OJK Resmikan Perubahan Nama Sejumlah Perusahaan Asuransi dan Pembiayaan

- OJK meresmikan perubahan nama dan izin usaha bagi beberapa perusahaan, termasuk PT Bahtera Arthaguna Parama menjadi PT Arthaguna Parama Adjusters serta PT Asiare Binajasa menjadi PT Asiare Binajasa Reinsurance Brokers.
- Perubahan nama tersebut berlaku efektif pada April 2026, dengan penegasan bahwa seluruh perusahaan wajib menjalankan kegiatan usaha secara sehat dan sesuai peraturan yang berlaku.
- Sektor asuransi menunjukkan pertumbuhan positif, dengan total aset mencapai Rp999,15 triliun dan pendapatan premi Rp62,37 triliun hingga Februari 2026.
Jakarta, FORTUNE - Otoritas Jasa Keuangan (OJK) mengumumkan pemberlakuan izin usaha kepada sejumlah perusahaan jasa keuangan.
Di industri asuransi, OJK menyetujui perubahan nama PT Bahtera Arthaguna Parama menjadi PT Arthaguna Parama Adjusters. Keputusan tersebut berlaku efektif per 17 April 2026.

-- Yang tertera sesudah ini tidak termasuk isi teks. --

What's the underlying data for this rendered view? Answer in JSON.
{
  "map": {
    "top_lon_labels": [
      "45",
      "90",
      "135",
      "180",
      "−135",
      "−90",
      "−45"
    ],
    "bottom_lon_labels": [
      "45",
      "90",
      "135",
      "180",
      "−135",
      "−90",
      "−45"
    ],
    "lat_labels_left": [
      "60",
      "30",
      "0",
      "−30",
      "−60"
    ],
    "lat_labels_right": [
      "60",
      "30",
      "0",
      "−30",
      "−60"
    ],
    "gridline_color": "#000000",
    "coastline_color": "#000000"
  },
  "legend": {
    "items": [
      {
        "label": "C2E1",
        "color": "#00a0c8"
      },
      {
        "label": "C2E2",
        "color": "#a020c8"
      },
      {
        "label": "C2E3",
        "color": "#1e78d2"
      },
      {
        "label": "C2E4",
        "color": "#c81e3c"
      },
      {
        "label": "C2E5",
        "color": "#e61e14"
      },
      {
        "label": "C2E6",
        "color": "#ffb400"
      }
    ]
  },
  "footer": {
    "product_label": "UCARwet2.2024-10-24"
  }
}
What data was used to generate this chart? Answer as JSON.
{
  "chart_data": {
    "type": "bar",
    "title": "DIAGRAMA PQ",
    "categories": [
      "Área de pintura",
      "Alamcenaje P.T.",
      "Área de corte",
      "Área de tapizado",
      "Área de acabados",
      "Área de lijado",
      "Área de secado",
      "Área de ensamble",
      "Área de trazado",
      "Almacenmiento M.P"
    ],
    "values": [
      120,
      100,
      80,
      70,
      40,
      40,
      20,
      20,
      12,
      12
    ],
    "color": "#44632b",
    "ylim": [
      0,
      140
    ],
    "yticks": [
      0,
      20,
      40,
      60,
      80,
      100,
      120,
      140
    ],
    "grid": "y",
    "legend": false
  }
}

Selain itu, regulator mengesahkan perubahan nama PT Asiare Binajasa menjadi PT Asiare Binajasa Reinsurance Brokers di bidang pialang reasuransi. Persetujuan itu berlaku sejak 16 April 2026 berdasarkan keputusan Dewan Komisioner OJK. Asiare Binajasa Reinsurance Brokers sendiri pertama kali mendapatkan izin operasional melalui surat KEP-084/KM.17/2000 pada 28 Februari 2000.
Kepala Departemen Perizinan, Pemeriksaan Khusus dan Pengendalian Kualitas Perasuransian, Penjaminan dan Dana Pensiun OJK, I Wayan Wijana, menyampaikan, dengan diberikannya pemberlakuan izin usaha, kedua perusahaan tersebut wajib menjalankan kegiatan usaha secara sehat.

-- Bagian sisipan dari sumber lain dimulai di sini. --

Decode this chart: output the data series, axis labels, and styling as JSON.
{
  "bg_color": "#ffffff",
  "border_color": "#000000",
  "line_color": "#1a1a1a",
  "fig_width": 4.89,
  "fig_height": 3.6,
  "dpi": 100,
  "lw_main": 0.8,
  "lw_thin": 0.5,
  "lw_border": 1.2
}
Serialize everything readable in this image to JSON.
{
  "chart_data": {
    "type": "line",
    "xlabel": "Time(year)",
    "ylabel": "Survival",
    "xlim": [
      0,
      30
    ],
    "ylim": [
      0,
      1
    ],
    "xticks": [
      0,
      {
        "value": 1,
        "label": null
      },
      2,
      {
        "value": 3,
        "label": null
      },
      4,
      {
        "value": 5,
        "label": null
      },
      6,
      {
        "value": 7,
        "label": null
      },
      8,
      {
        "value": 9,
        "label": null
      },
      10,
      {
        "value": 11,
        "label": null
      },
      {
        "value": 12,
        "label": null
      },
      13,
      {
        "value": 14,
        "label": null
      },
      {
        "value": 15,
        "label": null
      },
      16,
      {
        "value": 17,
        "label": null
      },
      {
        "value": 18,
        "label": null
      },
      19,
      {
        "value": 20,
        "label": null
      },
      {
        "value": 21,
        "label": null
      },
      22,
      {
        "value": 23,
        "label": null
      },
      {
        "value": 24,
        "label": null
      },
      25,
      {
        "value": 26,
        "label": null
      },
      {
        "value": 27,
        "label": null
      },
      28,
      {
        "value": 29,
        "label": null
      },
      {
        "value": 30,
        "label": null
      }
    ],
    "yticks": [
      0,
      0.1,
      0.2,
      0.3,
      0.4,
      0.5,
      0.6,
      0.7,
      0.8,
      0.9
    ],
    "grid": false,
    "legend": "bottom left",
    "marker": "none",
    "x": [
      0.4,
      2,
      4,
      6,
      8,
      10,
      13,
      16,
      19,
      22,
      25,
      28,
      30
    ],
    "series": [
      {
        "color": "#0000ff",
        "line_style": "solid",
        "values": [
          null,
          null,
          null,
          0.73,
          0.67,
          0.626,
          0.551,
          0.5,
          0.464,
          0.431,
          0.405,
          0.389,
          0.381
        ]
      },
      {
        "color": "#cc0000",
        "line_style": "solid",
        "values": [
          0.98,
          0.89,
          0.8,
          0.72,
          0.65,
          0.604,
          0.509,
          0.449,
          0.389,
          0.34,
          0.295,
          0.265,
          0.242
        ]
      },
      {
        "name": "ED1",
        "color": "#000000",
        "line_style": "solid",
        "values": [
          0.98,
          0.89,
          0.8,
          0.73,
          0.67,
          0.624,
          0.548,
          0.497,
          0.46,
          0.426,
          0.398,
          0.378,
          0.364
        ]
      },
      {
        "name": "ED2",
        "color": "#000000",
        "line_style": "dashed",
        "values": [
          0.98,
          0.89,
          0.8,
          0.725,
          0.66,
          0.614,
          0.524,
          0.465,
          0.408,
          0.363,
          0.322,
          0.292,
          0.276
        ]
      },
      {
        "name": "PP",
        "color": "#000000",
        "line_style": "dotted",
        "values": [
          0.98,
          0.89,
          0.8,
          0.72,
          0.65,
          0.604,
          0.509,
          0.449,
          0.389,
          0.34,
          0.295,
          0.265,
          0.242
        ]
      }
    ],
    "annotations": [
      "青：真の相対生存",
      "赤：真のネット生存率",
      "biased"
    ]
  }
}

"Agar dalam menjalankan kegiatan usaha senantiasa mengacu kepada peraturan perundangan yang berlaku," katanya dalam keterangan resmi, Selasa (21/4).
OJK mencatat, bahwa sektor asuransi komersial masih menunjukkan geliat positif. Hingga Februari 2026, total aset industri asuransi tercatat sebesar Rp999,15 triliun, tumbuh 8,57 persen dibandingkan periode yang sama tahun sebelumnya. Di sisi lain, pendapatan premi mencapai Rp62,37 triliun dengan pertumbuhan sebesar 3,50 persen. Capaian tersebut merupakan akumulasi dari premi asuransi jiwa, asuransi umum, serta reasuransi.
Selain industri asuransi, OJK menetapkan perubahan nama atas perusahaan pembiayaan yakni PT Sembrani Finance Indonesia menjadi PT Genie Finance Indonesia. Kepala Departemen Perizinan, Pemeriksaan Khusus dan Pengendalian Kualitas Pengawasan Lembaga Pembiayaan, Perusahaan Modal Ventura, Lembaga Keuangan Mikro, dan Lembaga Jasa Keuangan Lainnya, Indra Salfian, menyatakan izin tersebut efektif berlaku sejak 9 April 2026.
Seiring keputusan itu, PT Genie Finance Indonesia juga diwajibkan menerapkan prinsip usaha yang sehat serta mematuhi regulasi yang berlaku.